ANN MARIE GAMBLE
All Baxter’s furniture had been left him by relatives. His bureau, fronted with burl maple polished to a satin even without varnish, had been brought to this continent by a great-grandmother. The secretary in the front room housed his grandmother’s address book, streets meticulously updated in pencil, new households added as children grew up. In a page at the back, she listed the next recipients for the goods: a sofa for the Connecticut Baxters. A free-standing wardrobe to a nephew about to retire from the Navy.
The Minnesota Baxters were currently parked in the driveway, a sedan and a DIY moving truck not quite missing a flower bed on the long drive. A two-day stay had extended to five when the closing on their new house was delayed. The little family joined him for dinner in a formal dining room. The French Restoration table had legs ending in brass paws that the child kicked—when he wasn’t hammering on the tabletop with one utensil or another. His cousin’s wife said “Robbie,” folded a dishtowel under his plate, but took no other action.
On day 4, Baxter sat at the secretary and sharpened his pencil. Robbie tugged his sleeve.

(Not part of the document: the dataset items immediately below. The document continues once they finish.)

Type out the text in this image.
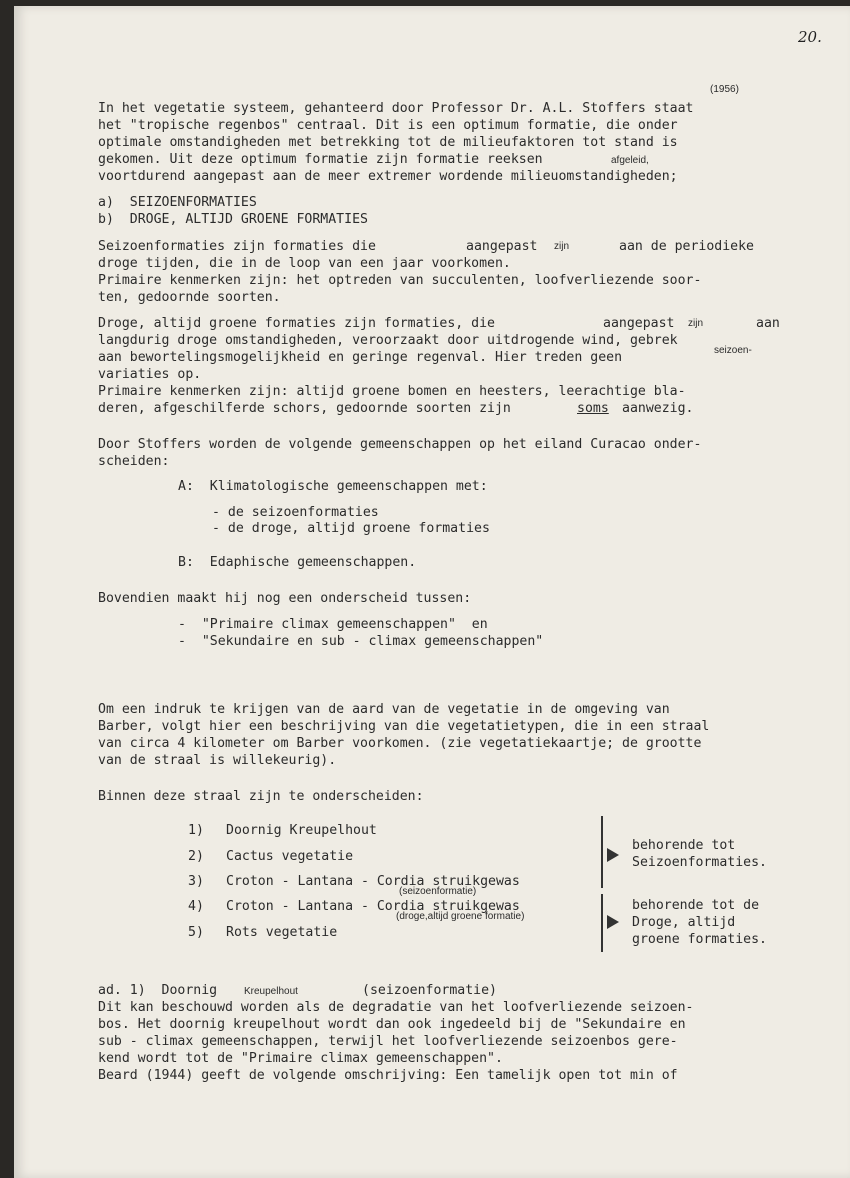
20.
(1956)
In het vegetatie systeem, gehanteerd door Professor Dr. A.L. Stoffers staat
het "tropische regenbos" centraal. Dit is een optimum formatie, die onder
optimale omstandigheden met betrekking tot de milieufaktoren tot stand is
gekomen. Uit deze optimum formatie zijn formatie reeksen	afgeleid,
voortdurend aangepast aan de meer extremer wordende milieuomstandigheden;
a)  SEIZOENFORMATIES
b)  DROGE, ALTIJD GROENE FORMATIES
Seizoenformaties zijn formaties die	aangepast zijn	aan de periodieke
droge tijden, die in de loop van een jaar voorkomen.
Primaire kenmerken zijn: het optreden van succulenten, loofverliezende soor-
ten, gedoornde soorten.
Droge, altijd groene formaties zijn formaties, die	aangepast zijn	aan
langdurig droge omstandigheden, veroorzaakt door uitdrogende wind, gebrek
aan bewortelingsmogelijkheid en geringe regenval. Hier treden geen	seizoen-
variaties op.
Primaire kenmerken zijn: altijd groene bomen en heesters, leerachtige bla-
deren, afgeschilferde schors, gedoornde soorten zijn	soms aanwezig.
Door Stoffers worden de volgende gemeenschappen op het eiland Curacao onder-
scheiden:
A:  Klimatologische gemeenschappen met:
- de seizoenformaties
- de droge, altijd groene formaties
B:  Edaphische gemeenschappen.
Bovendien maakt hij nog een onderscheid tussen:
-  "Primaire climax gemeenschappen"  en
-  "Sekundaire en sub - climax gemeenschappen"
Om een indruk te krijgen van de aard van de vegetatie in de omgeving van
Barber, volgt hier een beschrijving van die vegetatietypen, die in een straal
van circa 4 kilometer om Barber voorkomen. (zie vegetatiekaartje; de grootte
van de straal is willekeurig).
Binnen deze straal zijn te onderscheiden:
1) Doornig Kreupelhout
2) Cactus vegetatie
3) Croton - Lantana - Cordia struikgewas
(seizoenformatie)
4) Croton - Lantana - Cordia struikgewas
(droge,altijd groene formatie)
5) Rots vegetatie
behorende tot
Seizoenformaties.
behorende tot de
Droge, altijd
groene formaties.
ad. 1)  Doornig	Kreupelhout	(seizoenformatie)
Dit kan beschouwd worden als de degradatie van het loofverliezende seizoen-
bos. Het doornig kreupelhout wordt dan ook ingedeeld bij de "Sekundaire en
sub - climax gemeenschappen, terwijl het loofverliezende seizoenbos gere-
kend wordt tot de "Primaire climax gemeenschappen".
Beard (1944) geeft de volgende omschrijving: Een tamelijk open tot min of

The boy handed Baxter a stack of old postcards, spidery handwriting that was unknown to him but addressed to his grandmother.
Baxter stood up. “Where did you find these?”
Robbie took his sleeve again and pulled. They went to the other guest bedroom, and the boy knelt down next to the wardrobe. The sides looked like pillars, and when the boy tugged at the base of one, it slid out.
Baxter knelt next to him to look at the hidden drawer. Robbie slid to the other pillar; this had a drawer as well.
Baxter took a ball—hard, dusty rubber—out of the drawer and gave it to Robbie. The child accepted it solemnly and ran outside. He’d be grubby at dinner, then, too—as some decades-ago child had been.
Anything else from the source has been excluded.